Sa, 18. August 2018

Nach Terror in Paris

10.01.2015 09:23

Pläne für härtere Sicherheitsregeln in Europa

Als Reaktion auf die Terror-Attentate in Paris hat der deutsche Innenminister Thomas de Maiziere schärfere Sicherheitsregeln in Europa gefordert. Laut Angaben des Magazins "Spiegel" will er einen vom Europaparlament gestoppten Richtlinienvorschlag zur Verwendung von Fluggastdaten wieder vorantreiben.

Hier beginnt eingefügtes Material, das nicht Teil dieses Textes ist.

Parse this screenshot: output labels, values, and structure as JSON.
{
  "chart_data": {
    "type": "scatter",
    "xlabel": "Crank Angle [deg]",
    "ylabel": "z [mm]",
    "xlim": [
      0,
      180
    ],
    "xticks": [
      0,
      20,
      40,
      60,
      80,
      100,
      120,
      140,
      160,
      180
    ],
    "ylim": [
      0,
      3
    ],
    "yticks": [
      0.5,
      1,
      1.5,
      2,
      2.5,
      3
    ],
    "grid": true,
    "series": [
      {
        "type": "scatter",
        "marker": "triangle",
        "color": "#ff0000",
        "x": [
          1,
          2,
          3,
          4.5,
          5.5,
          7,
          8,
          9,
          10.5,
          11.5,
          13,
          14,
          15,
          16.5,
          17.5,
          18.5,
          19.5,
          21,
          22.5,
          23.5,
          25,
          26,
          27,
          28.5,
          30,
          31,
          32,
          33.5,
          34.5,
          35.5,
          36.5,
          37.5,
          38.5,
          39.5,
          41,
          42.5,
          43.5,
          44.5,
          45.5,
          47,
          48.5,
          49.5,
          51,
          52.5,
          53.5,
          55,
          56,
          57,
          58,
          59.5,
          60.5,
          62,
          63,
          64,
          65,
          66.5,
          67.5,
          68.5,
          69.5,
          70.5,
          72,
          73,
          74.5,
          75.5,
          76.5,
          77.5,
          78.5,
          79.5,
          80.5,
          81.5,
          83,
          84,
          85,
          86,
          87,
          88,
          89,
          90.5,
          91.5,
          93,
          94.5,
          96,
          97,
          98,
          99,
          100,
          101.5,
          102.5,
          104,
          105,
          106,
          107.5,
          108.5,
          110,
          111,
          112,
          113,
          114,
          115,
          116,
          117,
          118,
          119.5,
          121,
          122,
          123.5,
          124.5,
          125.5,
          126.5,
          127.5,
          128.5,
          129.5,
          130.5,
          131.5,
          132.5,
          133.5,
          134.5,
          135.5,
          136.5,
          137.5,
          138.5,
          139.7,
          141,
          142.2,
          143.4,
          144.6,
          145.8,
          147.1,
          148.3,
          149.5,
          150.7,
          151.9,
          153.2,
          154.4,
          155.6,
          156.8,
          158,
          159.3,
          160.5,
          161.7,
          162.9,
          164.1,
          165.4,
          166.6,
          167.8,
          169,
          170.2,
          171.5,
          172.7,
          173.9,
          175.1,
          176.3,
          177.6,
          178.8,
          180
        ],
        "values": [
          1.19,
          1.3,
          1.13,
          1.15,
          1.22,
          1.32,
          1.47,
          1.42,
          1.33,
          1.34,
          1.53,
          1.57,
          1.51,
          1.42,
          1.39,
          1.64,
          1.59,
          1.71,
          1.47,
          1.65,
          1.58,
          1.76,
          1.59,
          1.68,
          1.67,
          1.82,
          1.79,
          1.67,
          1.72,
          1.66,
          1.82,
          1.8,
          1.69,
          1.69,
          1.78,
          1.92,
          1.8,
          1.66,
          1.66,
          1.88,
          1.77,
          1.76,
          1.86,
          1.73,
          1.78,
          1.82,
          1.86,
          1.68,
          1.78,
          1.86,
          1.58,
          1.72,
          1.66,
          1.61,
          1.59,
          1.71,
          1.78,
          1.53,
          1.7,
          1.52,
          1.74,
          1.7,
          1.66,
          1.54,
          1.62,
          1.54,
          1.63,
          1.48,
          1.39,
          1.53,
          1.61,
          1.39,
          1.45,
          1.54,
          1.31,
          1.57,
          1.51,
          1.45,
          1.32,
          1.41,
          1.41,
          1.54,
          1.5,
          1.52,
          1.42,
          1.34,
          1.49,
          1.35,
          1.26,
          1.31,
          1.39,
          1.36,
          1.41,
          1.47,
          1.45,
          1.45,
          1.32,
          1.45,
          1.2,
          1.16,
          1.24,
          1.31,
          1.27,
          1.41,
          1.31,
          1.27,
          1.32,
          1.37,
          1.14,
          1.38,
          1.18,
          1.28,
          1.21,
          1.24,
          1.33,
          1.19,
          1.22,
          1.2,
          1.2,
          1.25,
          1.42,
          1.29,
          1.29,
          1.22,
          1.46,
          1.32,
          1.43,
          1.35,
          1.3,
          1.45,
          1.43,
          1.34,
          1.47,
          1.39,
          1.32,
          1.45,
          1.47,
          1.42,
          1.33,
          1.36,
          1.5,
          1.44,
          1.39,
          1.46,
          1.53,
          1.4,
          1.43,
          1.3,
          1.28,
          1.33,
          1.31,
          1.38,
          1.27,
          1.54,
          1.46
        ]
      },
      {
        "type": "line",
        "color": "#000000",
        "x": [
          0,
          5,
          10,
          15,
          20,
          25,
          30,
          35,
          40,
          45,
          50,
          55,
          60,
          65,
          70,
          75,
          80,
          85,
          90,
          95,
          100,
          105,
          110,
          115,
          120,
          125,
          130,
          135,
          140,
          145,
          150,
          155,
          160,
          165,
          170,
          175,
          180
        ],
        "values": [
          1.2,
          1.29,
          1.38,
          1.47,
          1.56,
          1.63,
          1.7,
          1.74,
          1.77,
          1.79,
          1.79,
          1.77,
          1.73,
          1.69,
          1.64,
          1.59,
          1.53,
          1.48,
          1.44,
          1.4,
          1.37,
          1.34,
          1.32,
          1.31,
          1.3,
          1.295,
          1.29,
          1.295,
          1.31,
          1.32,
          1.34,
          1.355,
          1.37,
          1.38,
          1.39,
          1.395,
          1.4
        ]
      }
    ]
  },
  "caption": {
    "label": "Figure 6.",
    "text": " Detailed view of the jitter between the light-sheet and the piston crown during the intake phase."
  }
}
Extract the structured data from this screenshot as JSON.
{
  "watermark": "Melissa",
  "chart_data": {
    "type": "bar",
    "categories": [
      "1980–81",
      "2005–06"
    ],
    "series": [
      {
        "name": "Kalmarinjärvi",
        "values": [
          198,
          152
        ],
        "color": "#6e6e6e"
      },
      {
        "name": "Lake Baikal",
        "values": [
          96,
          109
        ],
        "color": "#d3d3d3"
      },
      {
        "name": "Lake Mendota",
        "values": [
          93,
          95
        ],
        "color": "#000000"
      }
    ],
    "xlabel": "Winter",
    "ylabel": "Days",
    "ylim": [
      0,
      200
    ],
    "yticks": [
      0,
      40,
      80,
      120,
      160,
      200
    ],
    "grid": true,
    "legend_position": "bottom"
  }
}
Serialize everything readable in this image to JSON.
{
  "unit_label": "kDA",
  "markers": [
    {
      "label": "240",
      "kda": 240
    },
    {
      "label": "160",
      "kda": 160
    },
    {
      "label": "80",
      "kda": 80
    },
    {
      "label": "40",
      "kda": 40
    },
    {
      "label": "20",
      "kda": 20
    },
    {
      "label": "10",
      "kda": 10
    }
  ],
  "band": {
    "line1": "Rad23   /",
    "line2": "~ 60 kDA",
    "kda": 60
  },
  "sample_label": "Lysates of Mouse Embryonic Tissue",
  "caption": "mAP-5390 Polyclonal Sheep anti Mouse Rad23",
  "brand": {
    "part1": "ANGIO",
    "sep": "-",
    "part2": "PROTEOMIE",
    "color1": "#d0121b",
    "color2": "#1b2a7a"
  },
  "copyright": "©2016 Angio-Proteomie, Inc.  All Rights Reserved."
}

Mit diesem könnten Passagierlisten mit Terrordaten abgeglichen werden.

"Wir brauchen diesen Abgleich der Fluggastdaten", wird Maiziere, der zugleich eine neue Debatte über die höchst umstrittene Vorratsdatenspeicherung heraufziehen sieht, im "Spiegel" zitiert.

Sind Sie für noch härtere Sicherheitsmaßnahmen? Abstimmung in der Infobox!

Die große Koalition setzt auf die Gelassenheit der Deutschen. "Wenn es darauf ankommt, haben wir bisher zusammengehalten. Ich bin zuversichtlich, dass das auch bei einem Terroranschlag so wäre", sagte Maiziere, schränkte aber ein, dass Deutschland diesbezüglich noch nicht auf die Probe gestellt worden sei.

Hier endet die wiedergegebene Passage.